The thin line between perfectionism and burnout
When an athlete sets unrealistically high standards for themselves, it can lead to excessive stress, which could heighten the potential risk to burnout. Athletes who are majorly self-critical and react negatively to even minor perceived failures are more likely to experience burnout in their sport. Hence, perfectionism, the slippery slope towards burnout is very real and very easy to miss.
How to recognise the link between perfectionism and burnout?
- If you are an athlete and are constantly overtraining long hours, not only to beat your own personal record but also that one particular opponent, then it can, slowly but gradually lead to exhaustion, which in turn leads to burnout.
- While perfectionists do their level best to increase their growth and potential, they often blur the lines between growth and impatience. Perfectionists constantly set new goals for themselves and often end up with too much on their plate. As an athlete if your coach or your parents congratulate you on having achieved a certain goal and your knee-jerk reaction is “that was not my best performance” or “I can do much better than that” then you have forgotten to celebrate the small milestones in your journey. The additional pressure of not living up to your own expectations could burn you out quicker than you can expect.
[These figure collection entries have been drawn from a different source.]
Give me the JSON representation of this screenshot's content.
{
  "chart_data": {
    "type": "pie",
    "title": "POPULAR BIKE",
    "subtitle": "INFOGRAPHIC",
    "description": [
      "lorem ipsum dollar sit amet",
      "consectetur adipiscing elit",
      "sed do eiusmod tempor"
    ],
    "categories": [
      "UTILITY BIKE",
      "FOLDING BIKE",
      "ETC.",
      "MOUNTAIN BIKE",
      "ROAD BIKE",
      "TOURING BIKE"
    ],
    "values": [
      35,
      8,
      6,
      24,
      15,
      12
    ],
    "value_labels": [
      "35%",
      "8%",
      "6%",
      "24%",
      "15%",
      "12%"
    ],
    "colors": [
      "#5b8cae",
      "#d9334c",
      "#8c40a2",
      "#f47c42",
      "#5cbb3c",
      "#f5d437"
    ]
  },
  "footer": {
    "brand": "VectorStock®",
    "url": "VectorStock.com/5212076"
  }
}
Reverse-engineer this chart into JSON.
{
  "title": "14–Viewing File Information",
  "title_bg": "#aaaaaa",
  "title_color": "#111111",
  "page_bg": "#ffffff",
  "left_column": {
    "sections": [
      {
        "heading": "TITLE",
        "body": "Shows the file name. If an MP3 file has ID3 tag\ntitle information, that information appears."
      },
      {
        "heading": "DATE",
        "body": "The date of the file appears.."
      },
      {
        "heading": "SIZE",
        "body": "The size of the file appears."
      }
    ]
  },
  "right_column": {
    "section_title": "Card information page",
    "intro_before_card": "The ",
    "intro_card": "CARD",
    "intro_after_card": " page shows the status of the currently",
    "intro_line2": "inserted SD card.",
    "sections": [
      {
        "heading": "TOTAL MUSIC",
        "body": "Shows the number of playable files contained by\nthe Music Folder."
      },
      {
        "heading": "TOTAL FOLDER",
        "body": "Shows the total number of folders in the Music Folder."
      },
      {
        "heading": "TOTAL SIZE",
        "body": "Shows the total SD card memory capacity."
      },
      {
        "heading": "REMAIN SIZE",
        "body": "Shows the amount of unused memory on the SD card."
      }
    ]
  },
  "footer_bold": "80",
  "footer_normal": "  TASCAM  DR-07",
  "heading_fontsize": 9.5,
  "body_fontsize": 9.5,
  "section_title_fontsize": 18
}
- Focusing on the outcome or the result of the performance over trusting the process of getting there could demotivate the athlete. Forgetting to reward yourself for the small wins, like swimming an extra lap or lifting heavier, could also lead to burnout.
Moving forward: How can one prevent burnout caused by perfectionism?
- During competitions, accept that challenges will occur, whether it be the internal negative self-talk that you will not perform well or external events such as equipment problems or the pitch not being well maintained. Focusing on the flow of the current situation and moving on can be beneficial. For example, letting go of the “how do I do this?” and allowing yourself to just let the game run its course.
- Performing efficiently instead of without mistakes. Abandoning the “correct” or “no room for error” mindset, and focusing on executing performance with confidence and the appropriate skill will help athletes realise that not everyone is perfect and even the best players make mistakes.
- Taking adequate amount of rest days are crucial to combat the “more is better” fallacy of training. Scheduling days off training and doing something completely non related to the sport could give the athlete the appropriate rest that they require, both physically, emotionally and mentally.
- Believe it or not, maintaining positive relationships with the ones around you can also prevent an athlete from heading towards the brink of burnout. It is essential for athletes to receive support from the ones that they are close to. For example, parents, coaches, teammates and significant others as they can help reduce stress and feelings of being overwhelmed.
- Mindfulness meditation can improve emotional regulation, reduce anxiety, worry, rumination and the physiological and psychological responses to stress which are all factors linked to burnout.
- Lastly, seeking help earlier than later from a therapist or sports psychologist when an athlete is unable to cope with feelings of anxiety, depression or pointlessness during burnout is imperative so that the athlete receives the adequate level of support they require.
While every athletes dream is to play at the top most level in their sport and accomplish all the goals that they set for themselves, it is important to pace these goals out over time. Remember that at the end of the day, your body needs adequate rest, both physically and mentally, without which your body will burnout. While there is a thin line between healthy and unhealthy perfectionism : the slippery slope to burnout, which side of the slope do you think you fall under?